「本当に本気で結婚なさるつもりなの、アーサー?」
 何度この問いを繰り返されただろう。
 アーサーは、親戚の大叔母の方をジロリと睨み付ける。

 「大叔母上。もう式の当日ですよ。その気がないならとっくにソフィアを実家に帰らせていると思いませんか?」
 疑問に対し、疑問を問いかけた。

 この数日。
 マルヘイユ夫人を初め、多くの親戚が、彼の顔を見るたびにそう問いかけるのだ。

 『そんな、こちらにとって何の利もない結婚を選ぶのか?』
 『持参金もないだなんて考えられない。』
 『お前は世の中と言うものが全く分かっていない。もし、彼女を手元に置いておきたいのであれば、愛人という手があるではないか。わざわざ結婚しなくても。』

 そんな言葉が、毎日のようにアーサーの耳元で繰り返された。
 勿論。
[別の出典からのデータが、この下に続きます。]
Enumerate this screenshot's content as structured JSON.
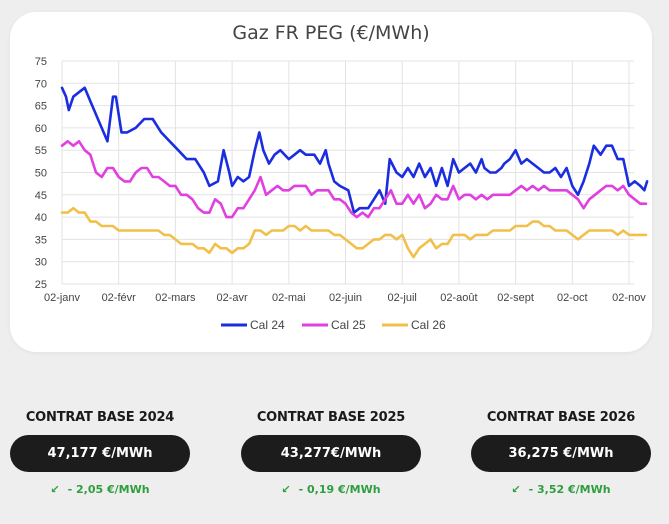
{
  "chart_data": {
    "type": "line",
    "title": "Gaz FR PEG (€/MWh)",
    "ylim": [
      25,
      75
    ],
    "yticks": [
      25,
      30,
      35,
      40,
      45,
      50,
      55,
      60,
      65,
      70,
      75
    ],
    "xticks": [
      "02-janv",
      "02-févr",
      "02-mars",
      "02-avr",
      "02-mai",
      "02-juin",
      "02-juil",
      "02-août",
      "02-sept",
      "02-oct",
      "02-nov"
    ],
    "grid": true,
    "legend": "bottom",
    "series": [
      {
        "name": "Cal 24",
        "color": "#1a2de0",
        "points": [
          [
            0,
            69
          ],
          [
            0.07,
            67
          ],
          [
            0.12,
            64
          ],
          [
            0.2,
            67
          ],
          [
            0.3,
            68
          ],
          [
            0.4,
            69
          ],
          [
            0.5,
            66
          ],
          [
            0.6,
            63
          ],
          [
            0.7,
            60
          ],
          [
            0.8,
            57
          ],
          [
            0.85,
            62
          ],
          [
            0.9,
            67
          ],
          [
            0.95,
            67
          ],
          [
            1.0,
            63
          ],
          [
            1.05,
            59
          ],
          [
            1.15,
            59
          ],
          [
            1.3,
            60
          ],
          [
            1.45,
            62
          ],
          [
            1.6,
            62
          ],
          [
            1.75,
            59
          ],
          [
            1.9,
            57
          ],
          [
            2.05,
            55
          ],
          [
            2.2,
            53
          ],
          [
            2.35,
            53
          ],
          [
            2.5,
            50
          ],
          [
            2.6,
            47
          ],
          [
            2.75,
            48
          ],
          [
            2.85,
            55
          ],
          [
            2.95,
            50
          ],
          [
            3.0,
            47
          ],
          [
            3.1,
            49
          ],
          [
            3.2,
            48
          ],
          [
            3.3,
            49
          ],
          [
            3.4,
            55
          ],
          [
            3.48,
            59
          ],
          [
            3.55,
            55
          ],
          [
            3.65,
            52
          ],
          [
            3.75,
            54
          ],
          [
            3.85,
            55
          ],
          [
            4.0,
            53
          ],
          [
            4.1,
            54
          ],
          [
            4.2,
            55
          ],
          [
            4.3,
            54
          ],
          [
            4.45,
            54
          ],
          [
            4.55,
            52
          ],
          [
            4.65,
            55
          ],
          [
            4.7,
            52
          ],
          [
            4.8,
            48
          ],
          [
            4.9,
            47
          ],
          [
            5.05,
            46
          ],
          [
            5.15,
            41
          ],
          [
            5.25,
            42
          ],
          [
            5.4,
            42
          ],
          [
            5.5,
            44
          ],
          [
            5.6,
            46
          ],
          [
            5.7,
            43
          ],
          [
            5.78,
            53
          ],
          [
            5.9,
            50
          ],
          [
            6.0,
            49
          ],
          [
            6.1,
            51
          ],
          [
            6.2,
            49
          ],
          [
            6.3,
            52
          ],
          [
            6.4,
            49
          ],
          [
            6.5,
            51
          ],
          [
            6.6,
            47
          ],
          [
            6.7,
            51
          ],
          [
            6.8,
            47
          ],
          [
            6.9,
            53
          ],
          [
            7.0,
            50
          ],
          [
            7.1,
            51
          ],
          [
            7.2,
            52
          ],
          [
            7.3,
            50
          ],
          [
            7.4,
            53
          ],
          [
            7.45,
            51
          ],
          [
            7.55,
            50
          ],
          [
            7.65,
            50
          ],
          [
            7.75,
            51
          ],
          [
            7.8,
            52
          ],
          [
            7.9,
            53
          ],
          [
            8.0,
            55
          ],
          [
            8.1,
            52
          ],
          [
            8.2,
            53
          ],
          [
            8.3,
            52
          ],
          [
            8.4,
            51
          ],
          [
            8.5,
            50
          ],
          [
            8.6,
            50
          ],
          [
            8.7,
            51
          ],
          [
            8.8,
            49
          ],
          [
            8.9,
            51
          ],
          [
            9.0,
            47
          ],
          [
            9.1,
            45
          ],
          [
            9.2,
            48
          ],
          [
            9.3,
            52
          ],
          [
            9.38,
            56
          ],
          [
            9.5,
            54
          ],
          [
            9.6,
            56
          ],
          [
            9.7,
            56
          ],
          [
            9.8,
            53
          ],
          [
            9.9,
            53
          ],
          [
            10.0,
            47
          ],
          [
            10.1,
            48
          ],
          [
            10.2,
            47
          ],
          [
            10.27,
            46
          ],
          [
            10.32,
            48
          ]
        ]
      },
      {
        "name": "Cal 25",
        "color": "#e040e0",
        "points": [
          [
            0,
            56
          ],
          [
            0.1,
            57
          ],
          [
            0.2,
            56
          ],
          [
            0.3,
            57
          ],
          [
            0.4,
            55
          ],
          [
            0.5,
            54
          ],
          [
            0.6,
            50
          ],
          [
            0.7,
            49
          ],
          [
            0.8,
            51
          ],
          [
            0.9,
            51
          ],
          [
            1.0,
            49
          ],
          [
            1.1,
            48
          ],
          [
            1.2,
            48
          ],
          [
            1.3,
            50
          ],
          [
            1.4,
            51
          ],
          [
            1.5,
            51
          ],
          [
            1.6,
            49
          ],
          [
            1.7,
            49
          ],
          [
            1.8,
            48
          ],
          [
            1.9,
            47
          ],
          [
            2.0,
            47
          ],
          [
            2.1,
            45
          ],
          [
            2.2,
            45
          ],
          [
            2.3,
            44
          ],
          [
            2.4,
            42
          ],
          [
            2.5,
            41
          ],
          [
            2.6,
            41
          ],
          [
            2.7,
            44
          ],
          [
            2.8,
            43
          ],
          [
            2.9,
            40
          ],
          [
            3.0,
            40
          ],
          [
            3.1,
            42
          ],
          [
            3.2,
            42
          ],
          [
            3.3,
            44
          ],
          [
            3.4,
            46
          ],
          [
            3.5,
            49
          ],
          [
            3.6,
            45
          ],
          [
            3.7,
            46
          ],
          [
            3.8,
            47
          ],
          [
            3.9,
            46
          ],
          [
            4.0,
            46
          ],
          [
            4.1,
            47
          ],
          [
            4.2,
            47
          ],
          [
            4.3,
            47
          ],
          [
            4.4,
            45
          ],
          [
            4.5,
            46
          ],
          [
            4.6,
            46
          ],
          [
            4.7,
            46
          ],
          [
            4.8,
            44
          ],
          [
            4.9,
            44
          ],
          [
            5.0,
            43
          ],
          [
            5.1,
            41
          ],
          [
            5.2,
            40
          ],
          [
            5.3,
            41
          ],
          [
            5.4,
            40
          ],
          [
            5.5,
            42
          ],
          [
            5.6,
            42
          ],
          [
            5.7,
            44
          ],
          [
            5.8,
            46
          ],
          [
            5.9,
            43
          ],
          [
            6.0,
            43
          ],
          [
            6.1,
            45
          ],
          [
            6.2,
            43
          ],
          [
            6.3,
            45
          ],
          [
            6.4,
            42
          ],
          [
            6.5,
            43
          ],
          [
            6.6,
            45
          ],
          [
            6.7,
            44
          ],
          [
            6.8,
            44
          ],
          [
            6.9,
            47
          ],
          [
            7.0,
            44
          ],
          [
            7.1,
            45
          ],
          [
            7.2,
            45
          ],
          [
            7.3,
            44
          ],
          [
            7.4,
            45
          ],
          [
            7.5,
            44
          ],
          [
            7.6,
            45
          ],
          [
            7.7,
            45
          ],
          [
            7.8,
            45
          ],
          [
            7.9,
            45
          ],
          [
            8.0,
            46
          ],
          [
            8.1,
            47
          ],
          [
            8.2,
            46
          ],
          [
            8.3,
            47
          ],
          [
            8.4,
            46
          ],
          [
            8.5,
            47
          ],
          [
            8.6,
            46
          ],
          [
            8.7,
            46
          ],
          [
            8.8,
            46
          ],
          [
            8.9,
            46
          ],
          [
            9.0,
            45
          ],
          [
            9.1,
            44
          ],
          [
            9.2,
            42
          ],
          [
            9.3,
            44
          ],
          [
            9.4,
            45
          ],
          [
            9.5,
            46
          ],
          [
            9.6,
            47
          ],
          [
            9.7,
            47
          ],
          [
            9.8,
            46
          ],
          [
            9.9,
            47
          ],
          [
            10.0,
            45
          ],
          [
            10.1,
            44
          ],
          [
            10.2,
            43
          ],
          [
            10.3,
            43
          ]
        ]
      },
      {
        "name": "Cal 26",
        "color": "#f2c04a",
        "points": [
          [
            0,
            41
          ],
          [
            0.1,
            41
          ],
          [
            0.2,
            42
          ],
          [
            0.3,
            41
          ],
          [
            0.4,
            41
          ],
          [
            0.5,
            39
          ],
          [
            0.6,
            39
          ],
          [
            0.7,
            38
          ],
          [
            0.8,
            38
          ],
          [
            0.9,
            38
          ],
          [
            1.0,
            37
          ],
          [
            1.1,
            37
          ],
          [
            1.2,
            37
          ],
          [
            1.3,
            37
          ],
          [
            1.4,
            37
          ],
          [
            1.5,
            37
          ],
          [
            1.6,
            37
          ],
          [
            1.7,
            37
          ],
          [
            1.8,
            36
          ],
          [
            1.9,
            36
          ],
          [
            2.0,
            35
          ],
          [
            2.1,
            34
          ],
          [
            2.2,
            34
          ],
          [
            2.3,
            34
          ],
          [
            2.4,
            33
          ],
          [
            2.5,
            33
          ],
          [
            2.6,
            32
          ],
          [
            2.7,
            34
          ],
          [
            2.8,
            33
          ],
          [
            2.9,
            33
          ],
          [
            3.0,
            32
          ],
          [
            3.1,
            33
          ],
          [
            3.2,
            33
          ],
          [
            3.3,
            34
          ],
          [
            3.4,
            37
          ],
          [
            3.5,
            37
          ],
          [
            3.6,
            36
          ],
          [
            3.7,
            37
          ],
          [
            3.8,
            37
          ],
          [
            3.9,
            37
          ],
          [
            4.0,
            38
          ],
          [
            4.1,
            38
          ],
          [
            4.2,
            37
          ],
          [
            4.3,
            38
          ],
          [
            4.4,
            37
          ],
          [
            4.5,
            37
          ],
          [
            4.6,
            37
          ],
          [
            4.7,
            37
          ],
          [
            4.8,
            36
          ],
          [
            4.9,
            36
          ],
          [
            5.0,
            35
          ],
          [
            5.1,
            34
          ],
          [
            5.2,
            33
          ],
          [
            5.3,
            33
          ],
          [
            5.4,
            34
          ],
          [
            5.5,
            35
          ],
          [
            5.6,
            35
          ],
          [
            5.7,
            36
          ],
          [
            5.8,
            36
          ],
          [
            5.9,
            35
          ],
          [
            6.0,
            36
          ],
          [
            6.1,
            33
          ],
          [
            6.2,
            31
          ],
          [
            6.3,
            33
          ],
          [
            6.4,
            34
          ],
          [
            6.5,
            35
          ],
          [
            6.6,
            33
          ],
          [
            6.7,
            34
          ],
          [
            6.8,
            34
          ],
          [
            6.9,
            36
          ],
          [
            7.0,
            36
          ],
          [
            7.1,
            36
          ],
          [
            7.2,
            35
          ],
          [
            7.3,
            36
          ],
          [
            7.4,
            36
          ],
          [
            7.5,
            36
          ],
          [
            7.6,
            37
          ],
          [
            7.7,
            37
          ],
          [
            7.8,
            37
          ],
          [
            7.9,
            37
          ],
          [
            8.0,
            38
          ],
          [
            8.1,
            38
          ],
          [
            8.2,
            38
          ],
          [
            8.3,
            39
          ],
          [
            8.4,
            39
          ],
          [
            8.5,
            38
          ],
          [
            8.6,
            38
          ],
          [
            8.7,
            37
          ],
          [
            8.8,
            37
          ],
          [
            8.9,
            37
          ],
          [
            9.0,
            36
          ],
          [
            9.1,
            35
          ],
          [
            9.2,
            36
          ],
          [
            9.3,
            37
          ],
          [
            9.4,
            37
          ],
          [
            9.5,
            37
          ],
          [
            9.6,
            37
          ],
          [
            9.7,
            37
          ],
          [
            9.8,
            36
          ],
          [
            9.9,
            37
          ],
          [
            10.0,
            36
          ],
          [
            10.1,
            36
          ],
          [
            10.2,
            36
          ],
          [
            10.3,
            36
          ]
        ]
      }
    ]
  },
  "contracts": [
    {
      "label": "CONTRAT BASE 2024",
      "price": "47,177 €/MWh",
      "change": "- 2,05 €/MWh"
    },
    {
      "label": "CONTRAT BASE 2025",
      "price": "43,277€/MWh",
      "change": "- 0,19 €/MWh"
    },
    {
      "label": "CONTRAT BASE 2026",
      "price": "36,275 €/MWh",
      "change": "- 3,52 €/MWh"
    }
  ]
}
それだけではない。
 
 召使の間でも今回のこの結婚に対し、疑念が漂っていた。
 
 『侯爵様は本当に何を考えてらっしゃるのでしょう?』
 『こちらに来たときの子爵令嬢の身なりを見て、結婚を考え直されると思ったのに…。』
 『あんな方が私たちの主人として、私たちに命令を下すのよ。なんてことなの?!』
 『高々、子爵令嬢なくせに、このお邸をちゃんと采配なんて出来るのかしら?』


 そんな噂が飛び交っているのも知っていた。
 だが、アーサーはこの結婚を辞めるつもりなどなかった。
 ―――次兄の代わりに彼女を幸せにしてみせる。
 そう誓ったのだ。

 「とにかく、こちらにお越しの皆様。私はソフィア子爵令嬢と本日結婚を致します。もし、その事に不服があるようなら、この結婚式に出ていただかなくて結構です。
 それと、ソフィアは今日から私の妻となります。粗略に扱わないでいただきたい。もし、そうされると仰るなら、今後の親戚づきあいにも大きく影響すると思っていただいてかまいません。」
 そうきっぱりと言い切ったアーサーに大叔母がひどく慌てた。
 「そ、そんな、粗略に扱うだなんて…。」
 「ソフィアと仲良くやってくださると期待させていただきます。」
 アーサーの声が途切れるとともに、執事が叩くドアの音が聞こえた。

 「侯爵様。お時間でございます。」
 「―――分かった。」
 その声を合図にアーサーは部屋から出て行った。親戚たちも、この結婚に対し異論があろうと表面上はそうは出さずに邸の隣にある教会へと向かった。


 ―――とうとう、このときがやって来た。
 アーサーは心のうちでそう呟いた。

 何を思ったところで、教会の牧師の前に立つアーサーの表情はいっぺんの曇りもない。
 ちゃんと自分の想いを封じ、ソフィアに対することが出来るかはっきり行って自信がなかった。だが、それでも。
 アーサーはソフィアを妻に迎えることにしたのだ。
 もし、アーサーがソフィアに対し、プラトニックではなく行動を起こしてしまったとしても、それが次兄に対する裏切り行為として後悔することになろうとも、アーサーはこの結婚に悔いはない。
 そう思ったのだ。


 厳かなパイプオルガンが響く中。
 教会の戸が重々しく開くのを、アーサーはずっと見ていた。
 彼の視界には、純白のウエディングドレスを身にまとったソフィアの姿がはっきりと見えた。